Lest we forget: way back in 1999, thousands of frenzied young men from the overcrowded Islamic heartland of East Java shipped out to predominantly Christian Ambon to support their brothers in a largely trumped-up fight about supposed religious insults. This group, known as Laskar Jihad, something of a sister organisation to FPI, did not hide their intentions and they apparently didn’t need to; some of the boatloads of rabid jihadis were waved off by government ministers keen to boost their ratings with Moslem voters. The result was a three year pogrom which spread across the eastern province of Maluku, in which 9,000 people are thought to have died. Communities were torn apart, previously mixed areas were taken over by a single religious group, and the was a spate of symbolic dick-wagging, expressed mostly through religious architecture, that persists to this day. The photo above is of a gargantuan mosque being built in the very heart of formerly Christian Ambon; huge churches are springing too, though only in subsections of the city where Christians have kept their strongholds.

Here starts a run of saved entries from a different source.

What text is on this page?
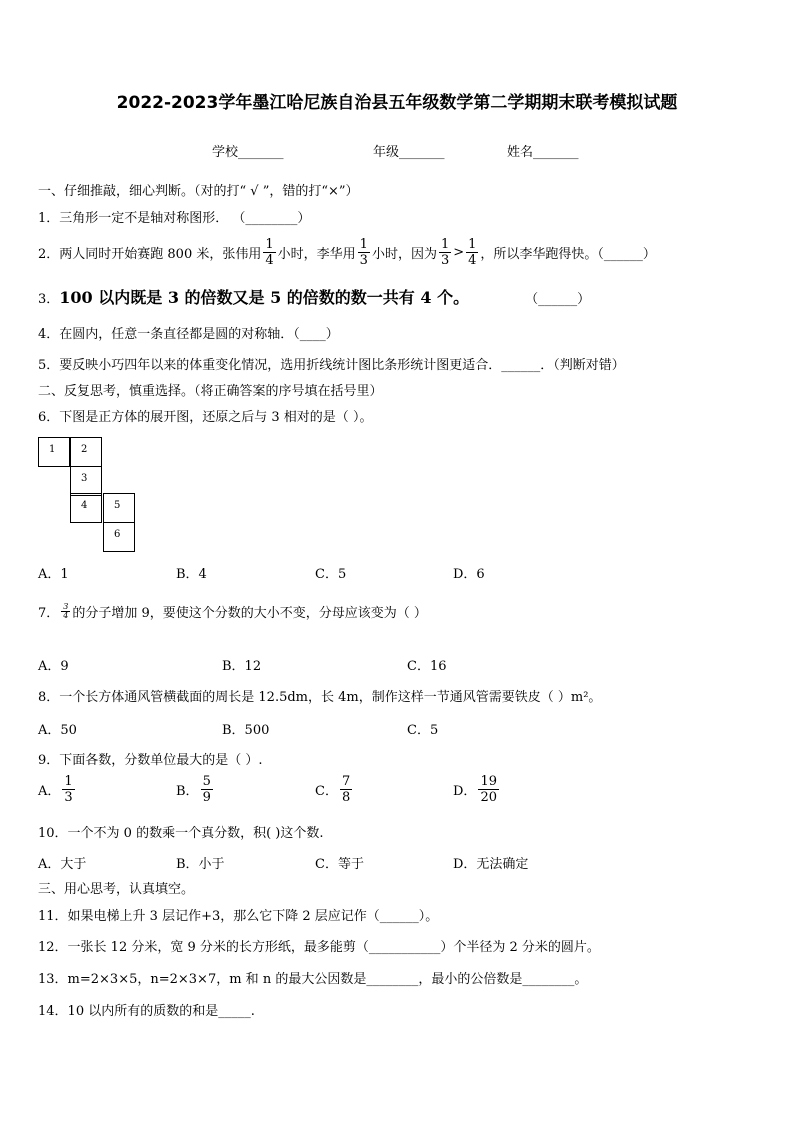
2022-2023学年墨江哈尼族自治县五年级数学第二学期期末联考模拟试题
学校_______	年级_______	姓名_______
一、仔细推敲，细心判断。（对的打“ √ ”，错的打“×”）
1．三角形一定不是轴对称图形． （________）
2．两人同时开始赛跑 800 米，张伟用 $\frac{1}{4}$ 小时，李华用 $\frac{1}{3}$ 小时，因为 $\frac{1}{3} > \frac{1}{4}$ ，所以李华跑得快。（______）
3． 100 以内既是 3 的倍数又是 5 的倍数的数一共有 4 个。	（______）
4．在圆内，任意一条直径都是圆的对称轴．（____）
5．要反映小巧四年以来的体重变化情况，选用折线统计图比条形统计图更适合．______．（判断对错）
二、反复思考，慎重选择。（将正确答案的序号填在括号里）
6．下图是正方体的展开图，还原之后与 3 相对的是（ ）。
1	2
3
4	5
6
A．1	B．4	C．5	D．6
7． $\frac{3}{4}$ 的分子增加 9，要使这个分数的大小不变，分母应该变为（ ）
A．9	B．12	C．16
8．一个长方体通风管横截面的周长是 12.5dm，长 4m，制作这样一节通风管需要铁皮（ ）m²。
A．50	B．500	C．5
9．下面各数，分数单位最大的是（ ）.
A． $\frac{1}{3}$	B． $\frac{5}{9}$	C． $\frac{7}{8}$	D． $\frac{19}{20}$
10．一个不为 0 的数乘一个真分数，积( )这个数.
A．大于	B．小于	C．等于	D．无法确定
三、用心思考，认真填空。
11．如果电梯上升 3 层记作+3，那么它下降 2 层应记作（______）。
12．一张长 12 分米，宽 9 分米的长方形纸，最多能剪（___________）个半径为 2 分米的圆片。
13．m=2×3×5，n=2×3×7，m 和 n 的最大公因数是________，最小的公倍数是________。
14．10 以内所有的质数的和是_____.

The conflict in Maluku was shut down after 9/11, as international tolerance for religious (and particularly Islamic) extremism fell well below zero. This rather suggests that if the security forces did want to prevent these conflicts, which tend to be massively lucrative for the police and the army, they could. And indeed there’s some evidence that their swift action when I was in the region in November/December pre-empted a potentially bloody Christmas. But the scars of the conflict in Maluku are still deeply felt. Kalimantan, too, has its scars; at about the time Laskar Jihad was wreaking havoc in Maluku, the Dyaks, a tribe known in part for their propensity to cut the heads off their enemies, were in bloody battle with settlers from Madura. Their refusal to host the bigwigs of FPI suggests they’d like to pre-empt more unnecessary conflict. FPI is not Laskar Jihad — the latter supposedly disbanded after the Bali bombings in 2002. But its leaders were inciting FPI members to violent action in Maluku as recently as last September. “We’ve issued an edict to all FPI members throughout the nation to get ready to leave for Ambon to defend Moslems” the FPI’s Secretary General Muhammad Shabri Lubishe told the Voice of al-Islam website. (The story rated 236 Facebook “Likes”.)

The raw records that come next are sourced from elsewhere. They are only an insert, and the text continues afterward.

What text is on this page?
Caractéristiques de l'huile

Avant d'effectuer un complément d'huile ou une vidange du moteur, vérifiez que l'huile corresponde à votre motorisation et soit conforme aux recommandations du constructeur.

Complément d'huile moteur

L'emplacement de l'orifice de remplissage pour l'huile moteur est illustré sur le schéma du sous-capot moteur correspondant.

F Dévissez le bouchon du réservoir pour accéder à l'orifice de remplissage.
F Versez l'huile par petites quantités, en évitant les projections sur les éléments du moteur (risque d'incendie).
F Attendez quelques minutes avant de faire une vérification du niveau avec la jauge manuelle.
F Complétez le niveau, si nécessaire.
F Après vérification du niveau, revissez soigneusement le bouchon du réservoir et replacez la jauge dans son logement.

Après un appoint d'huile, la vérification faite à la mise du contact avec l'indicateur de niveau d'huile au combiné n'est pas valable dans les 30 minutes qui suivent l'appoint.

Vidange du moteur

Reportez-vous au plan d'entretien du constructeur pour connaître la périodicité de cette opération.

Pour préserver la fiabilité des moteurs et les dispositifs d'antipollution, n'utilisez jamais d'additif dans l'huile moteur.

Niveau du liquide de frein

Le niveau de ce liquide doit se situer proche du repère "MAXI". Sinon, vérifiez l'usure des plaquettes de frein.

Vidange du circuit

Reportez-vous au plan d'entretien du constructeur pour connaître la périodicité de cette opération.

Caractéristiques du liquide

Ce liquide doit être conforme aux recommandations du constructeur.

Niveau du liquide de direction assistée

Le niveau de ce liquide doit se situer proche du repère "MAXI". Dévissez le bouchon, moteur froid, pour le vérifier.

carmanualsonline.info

Some commentators see the Dayak’s action as a turning point in Indonesia’s tolerance for groups that provoke violence. I’m not so sure. When the middle class intellectuals of Jakarta drew strength from the Dayaks and staged a protest against FPI in central Jakarta, the police turned pussy. They asked protesters to disband because they had reports that FPI were on the way and they couldn’t guarantee the safety of protesters. The response of Indonesia’s spineless president, Susilo Bambang Yudhoyono is even less encouraging. “Why should others be allowed to carry out their activities while our brothers in the FPI are forbidden?,” he asked journalists at a press conference. Because it’s a thuggish organisation which burns down buildings and injures and kills individuals to stop them doing completely legal things such as selling alcohol and running nightclubs, perhaps?